Posted on Wed, 25 Oct 2017 at 10:11 AM

I'm super excited to announce that MyGeneRank, an app that I've been working on at my jobby-job at the Scripps Translational Science Institute for a year and a half, is now available on the App Store, and the source code is available on GitHub!

I've wanted to talk about this project for a while, I've written many unpublished posts about how it works, and now the time is finally right. If you're looking for the scientific or research parts, I'm going to leave that to the paper we published. I want to talk more about my experiences and what I've learned in building the system.

As a quick overview: MyGeneRank is a ResearchKit based research study app aimed at providing users with their Genetic Risk for diseases, and measuring their reactions to this information. The first disease being Coronary Artery Disease.
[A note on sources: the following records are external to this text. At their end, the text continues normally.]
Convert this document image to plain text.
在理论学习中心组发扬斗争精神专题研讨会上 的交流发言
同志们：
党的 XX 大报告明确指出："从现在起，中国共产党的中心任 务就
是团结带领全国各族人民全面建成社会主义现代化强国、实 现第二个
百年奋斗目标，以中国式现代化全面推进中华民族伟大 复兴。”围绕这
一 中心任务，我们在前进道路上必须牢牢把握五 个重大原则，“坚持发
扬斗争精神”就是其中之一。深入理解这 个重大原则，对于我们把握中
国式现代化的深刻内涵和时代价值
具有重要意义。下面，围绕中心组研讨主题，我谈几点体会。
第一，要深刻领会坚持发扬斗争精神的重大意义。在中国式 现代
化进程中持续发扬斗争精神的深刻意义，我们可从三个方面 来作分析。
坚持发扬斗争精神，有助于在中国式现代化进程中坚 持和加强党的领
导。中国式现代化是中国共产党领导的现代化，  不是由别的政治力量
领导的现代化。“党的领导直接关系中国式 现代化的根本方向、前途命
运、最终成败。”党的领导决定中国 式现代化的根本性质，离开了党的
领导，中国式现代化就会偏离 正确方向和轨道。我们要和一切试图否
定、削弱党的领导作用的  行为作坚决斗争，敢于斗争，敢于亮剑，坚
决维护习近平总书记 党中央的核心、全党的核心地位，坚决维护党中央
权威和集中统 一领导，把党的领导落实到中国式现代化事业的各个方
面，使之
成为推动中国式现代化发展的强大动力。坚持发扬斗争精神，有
I'm definitely not a doctor, statistician, or biologist, and everyone else on the team handled all of the scientific work, but I am a Software Developer and I worked on the vast majority of the API, Computation Engine, Website, and iOS App development, DevOps, and System Administration as the sole developer. I learned a hell of a lot during the last year and a half and looking back, I'm not sure how I even got this far. Since the source code is available, at least for the API, (iOS source is coming) so now you too can see my mistakes and pass judgement! 🎉

From a Technical Perspective

Vaguely, MyGeneRank's backend has three main parts: a database (Postgres), a Django REST API (which is open source), and what we've called a Computation Engine. All of it runs in-house, maintained by yours truly. The API and database are pretty self-explanatory, and the "engine" is really a Celery cluster and Redis queue which runs, among other things, a series of Python wrapped command-line tools and custom R scripts to calculate a person's genetic risk given their 23andMe genotype data. While the computation stuff is a sort of special case (what with the CLI tools and R scripts), the API's design goal was to be as industry-standard practice as possible. It's 90% covered with tests, leverages Travis-CI, uses DRF and Celery for the vast majority of its work, and everything runs in Docker containers on CentOS.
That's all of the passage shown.